Das 27. Interfilm Festival

Big Budget und Hirschgeweih


Filmszene: "Ridicule"

Filmszene: "Ridicule"

Film ist nie nur die Summe seiner erzählten Geschichten – Film, und vor allem Filmfestivals sind immer auch kulturelles Ereignis, intermediales Event und gebündelte Zustandsbeschreibung, die sich auf globales, gesellschaftliches und politisches Leben konzentriert. An der diesjährigen 27. Ausgabe des Interfilm-Kurzfilmfestivals kann man den Status quo der internationalen Film- und Festivalszene besonders gut ablesen: Von 7000 eingereichten Kurzfilmen zeigt das Festival vom 15. bis zum 20. November eine Auswahl von 500 Filmen in 50 Programmen.

Feste Größen sind dabei der Deutsche und der Internationale Wettbewerb, die mit aufrüttelnden Schwergewichten aufwarten, wie dem 23-Minüter „Raju“ (Max Zähle), der im Deutschen Wettbewerb im Programm „Kinderspiel“ zu sehen ist: Wotan Wilke Möhring und Julia Richter spielen ein kinderloses deutsches Ehepaar, das nach Kalkutta fährt, um dort ein indisches Waisenkind zu adoptieren. Als sie entdecken, dass ihr neuer Adoptivsohn Opfer eines professionellen Kidnapping-Rings ist, der sein Geld mit zahlungswilligen Westeuropäern macht, müssen die beiden sich zwischen ihren eigenen Bedürfnissen und dem Wohl des Kindes entscheiden. Neben zahlreichen Aufführungen auf internationalem Parkett gewann der Kurzfilm 2011 bereits den Studentenfilm-Oscar.
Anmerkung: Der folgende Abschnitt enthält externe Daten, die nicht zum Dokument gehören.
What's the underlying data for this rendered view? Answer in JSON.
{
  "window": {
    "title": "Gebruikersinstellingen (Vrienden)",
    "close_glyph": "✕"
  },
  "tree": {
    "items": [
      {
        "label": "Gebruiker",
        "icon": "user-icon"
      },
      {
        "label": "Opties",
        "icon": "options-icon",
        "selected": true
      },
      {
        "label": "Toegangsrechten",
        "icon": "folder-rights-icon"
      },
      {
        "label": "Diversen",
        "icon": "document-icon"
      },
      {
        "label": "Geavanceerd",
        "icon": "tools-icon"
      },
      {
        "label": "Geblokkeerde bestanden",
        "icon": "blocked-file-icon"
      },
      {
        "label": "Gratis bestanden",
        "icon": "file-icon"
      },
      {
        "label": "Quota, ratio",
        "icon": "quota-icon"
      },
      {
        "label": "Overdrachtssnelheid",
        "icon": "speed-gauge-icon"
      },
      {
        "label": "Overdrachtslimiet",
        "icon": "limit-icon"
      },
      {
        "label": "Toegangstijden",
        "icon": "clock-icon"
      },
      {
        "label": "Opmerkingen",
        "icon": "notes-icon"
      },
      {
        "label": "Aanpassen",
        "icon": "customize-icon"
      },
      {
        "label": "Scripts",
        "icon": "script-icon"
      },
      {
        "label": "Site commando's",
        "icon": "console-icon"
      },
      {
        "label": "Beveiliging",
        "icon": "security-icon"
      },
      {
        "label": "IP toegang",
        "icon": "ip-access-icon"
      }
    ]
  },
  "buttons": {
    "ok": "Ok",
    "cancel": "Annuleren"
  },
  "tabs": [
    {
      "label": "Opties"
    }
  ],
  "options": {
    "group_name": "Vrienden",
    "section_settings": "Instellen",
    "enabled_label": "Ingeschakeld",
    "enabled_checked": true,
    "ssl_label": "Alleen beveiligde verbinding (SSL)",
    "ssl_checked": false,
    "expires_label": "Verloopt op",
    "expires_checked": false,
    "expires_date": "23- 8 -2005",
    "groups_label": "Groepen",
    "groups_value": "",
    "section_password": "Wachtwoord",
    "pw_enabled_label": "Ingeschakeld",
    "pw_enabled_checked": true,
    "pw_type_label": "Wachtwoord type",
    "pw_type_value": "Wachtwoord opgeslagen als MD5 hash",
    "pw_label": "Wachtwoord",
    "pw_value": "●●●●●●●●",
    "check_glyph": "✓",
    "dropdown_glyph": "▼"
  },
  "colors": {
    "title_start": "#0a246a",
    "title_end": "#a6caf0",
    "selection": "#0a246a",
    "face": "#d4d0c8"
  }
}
Auch im Dokumentarfilmwettbewerb sind es vor allem politische Themen, die sich gerade in der Kurzform besonders intensiv erzählen lassen. So hat der Regisseur Àlex Lora Cerćos einen obdachlosen, kambodschanischen Schachspieler in New York porträtiert, der als Kind von den Amerikanern im Zuge eines Waisen-Hilfsprogramms nach Amerika geholt wurde. Die verschiedenen Stationen eines Schachspiels geben Cerćos´Film „Odysseus‘ Gambit“ die Struktur vor, in dem der Protagonist über seinen unfreiwilligen Aufenthalt in den USA philosophiert. Mit den Themen Vorurteile, Migration und sexuelle Orientierung gehen die Programme unterschiedlich um, allen gemeinsam ist aber der feine, hintergründige Humor. Gut zu sehen in der Knet-Animation „Heimatland“ (Fabio Friedli , Marius Portmann, Andrea Schneider, Elena Madrid), in der die Tulpen eines Schweizer Urgesteins plötzlich zu einem imaginären Muezzin beten oder in dem absurden Kurzfilm „Ridicule“ (im Wettbewerb „Konfrontationen“) der Franzosen Frédéric Perrot und Audrey Najar, in dem ein Mann mit einem festgewachsenen Hirschgeweih auf dem Kopf auf einmal zum Trendsetter einer neuen Mode wird.